Published Apr 11, 2003
Ok guys- here's another one of those resident advocate threads. In the LTC where I work- I am considered the floater. The one who covers each hall on the days when the regular nurse isn't there. No big deal- I actually enjoy it. But sometimes I find things that have gone on for days, is charted and has had nothing done about it. Today- one of my residents had severe pitting edema to his bilat lower extremities- from his knees to his toes. It was so bad- this man couldn't put his own socks on past his heels! They had been steadily getting worse, as was documented, for the last four days- with no edema present before than. His VS were WNL(BP showing a very gradual increase)- no temp. Faint bilat. wheezes in the posterior bases, no SOB. Moist sounding, non-productive cough only present when supine. No h/o CHF. Elivating ex. x 2 hrs. showed no changes. While this had all been documented for several days, I couldn't find where anyone had notified the MD. So I called. I reported everything I have stated- and she gave me an order for an ATB, Expectorant and told me to elivate lower ex.
I know it's not my job to dx- and I truely wasn't. But an ATB and expectorant just didn't seem like what this guy needed. But this particular MD is brutal- and VERY intolerant of new grads, and some older nurses too. Making any suggestions is purely off limits. So I went to my DON- told her my concerns and asked her to take a look at the guy and give me her opinon. After two seconds- she calls the MD and asks for labs and a CXR, just to "cover our bases."

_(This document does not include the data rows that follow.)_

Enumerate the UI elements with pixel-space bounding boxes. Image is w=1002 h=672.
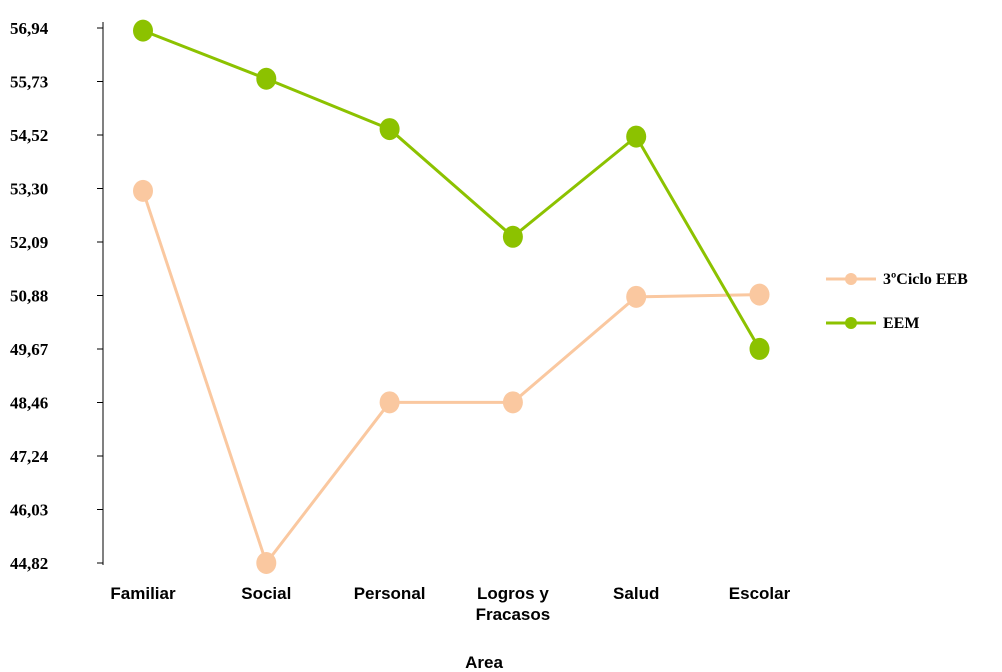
- x-tick-label: Personal: [354, 584, 426, 603]
- legend-item: EEM: [826, 315, 919, 332]
- series-2: [133, 19, 770, 360]
- y-tick-label: 48,46: [10, 394, 48, 413]
- x-tick-label: Familiar: [110, 584, 176, 603]
- data-point: [749, 337, 770, 360]
- y-tick-label: 50,88: [10, 287, 48, 306]
- x-axis-title: Area: [465, 653, 503, 672]
- series-1: [133, 179, 770, 574]
- series-layer: [133, 19, 770, 574]
- data-point: [379, 391, 400, 414]
- y-tick-label: 55,73: [10, 73, 48, 92]
- y-tick-label: 49,67: [10, 340, 49, 359]
- series-line: [142, 29, 761, 350]
- data-point: [626, 285, 647, 308]
- y-tick-label: 56,94: [10, 19, 49, 38]
- legend-item: 3ºCiclo EEB: [826, 271, 968, 288]
- data-point: [256, 67, 277, 90]
- y-tick-label: 47,24: [10, 447, 49, 466]
- y-tick-label: 46,03: [10, 501, 48, 520]
- x-tick-label: Logros y Fracasos: [476, 584, 551, 624]
- y-tick-label: 44,82: [10, 554, 48, 573]
- y-tick-label: 54,52: [10, 126, 48, 145]
- y-axis-ticks: 44,82 46,03 47,24 48,46 49,67 50,88 52,09 53,30…: [10, 19, 103, 573]
- x-tick-label: Escolar: [729, 584, 791, 603]
- x-tick-label: Social: [241, 584, 291, 603]
- x-axis-ticks: Familiar Social Personal Logros y Fracasos Sa…: [110, 584, 790, 624]
- data-point: [502, 391, 523, 414]
- data-point: [749, 283, 770, 306]
- data-point: [133, 179, 153, 202]
- data-point: [379, 118, 400, 141]
- data-point: [256, 552, 277, 574]
- data-point: [133, 19, 153, 42]
- y-tick-label: 53,30: [10, 180, 48, 199]
- legend: 3ºCiclo EEB EEM: [826, 271, 968, 332]
- data-point: [502, 225, 523, 248]
- x-tick-label: Salud: [613, 584, 659, 603]
- data-point: [626, 125, 647, 148]
- legend-marker: [845, 317, 857, 329]
- y-tick-label: 52,09: [10, 233, 48, 252]
- legend-marker: [845, 273, 857, 285]
- series-line: [141, 190, 760, 567]
- legend-label: 3ºCiclo EEB: [883, 271, 968, 288]
- legend-label: EEM: [883, 315, 919, 332]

My question is- given the assessment findings- do you guys think I did the right thing to be concerned with the ATB and expectorant? To me- and I will be the first to shout my inexperience here- I'm thinking new onset CHF. Please add your input here. I value your experiences where I am lacking- and your opinions have often helped me see things from another angle. Thank you!
screams of chf...ya done good, sweets....
I think that you did the right thing. I personally do not see where the ABT and expectorant is going to help the edema but that is the doctor's choice. Keep us informed.
dawngloves, BSN, RN
Keep documenting!!! CYA!!!!
Don't be afraid to speak up to the doctors. They have plenty to do and it certainly couldn't hurt the patient with your concern. With so much pitting edema I would be worried too. I am glad to here someone speak up and not just let things slide. Patients need more like you. :) Kathy
Thank you so much! I love you guys. I have been fretting over this all night! It's sooo nice to have the backup here. Once again- you guys are great.:)
P_RN, ADN, RN
jenac, you are what we call a real patient advocate!!!!
You were wise enough to know what you didn't know. I imagine your message lost some in the translation between you and the doctor. Good on you for going to the DON and good on her for believing you and following through!!!
What you did was possibly avert a serious event.
Lets say you didn't persue it any further and the edema
became worse and eventually the pt. had to be sent out.
Then it falls on all the nurses who took care of that pt. to answer
why wasn't the MD called and when the orders seemed inappropriate why weren't they questioned.
Nursing homes are always noted for their faults and rarely commended for the positive good care thats given.
My hat is off to you.
You did exactly right. And I share your suspicions about the CHF.
I am in AWE of you LTC nurses/ aides. You rock. You done good from where I sit. Bless you!
Sounds like CHF to me too. and if your intervention keeps him out of the hospital . YEAH! Hopefully you can treat him in the environment he is familiar with rather than going thru the stress of a hospital stay.
You rock. I did LTC and my mom is currently in one. I would be very grateful to have you as a coworker as well as the care provider for my mom. Keep up the good work and please let us know what happens.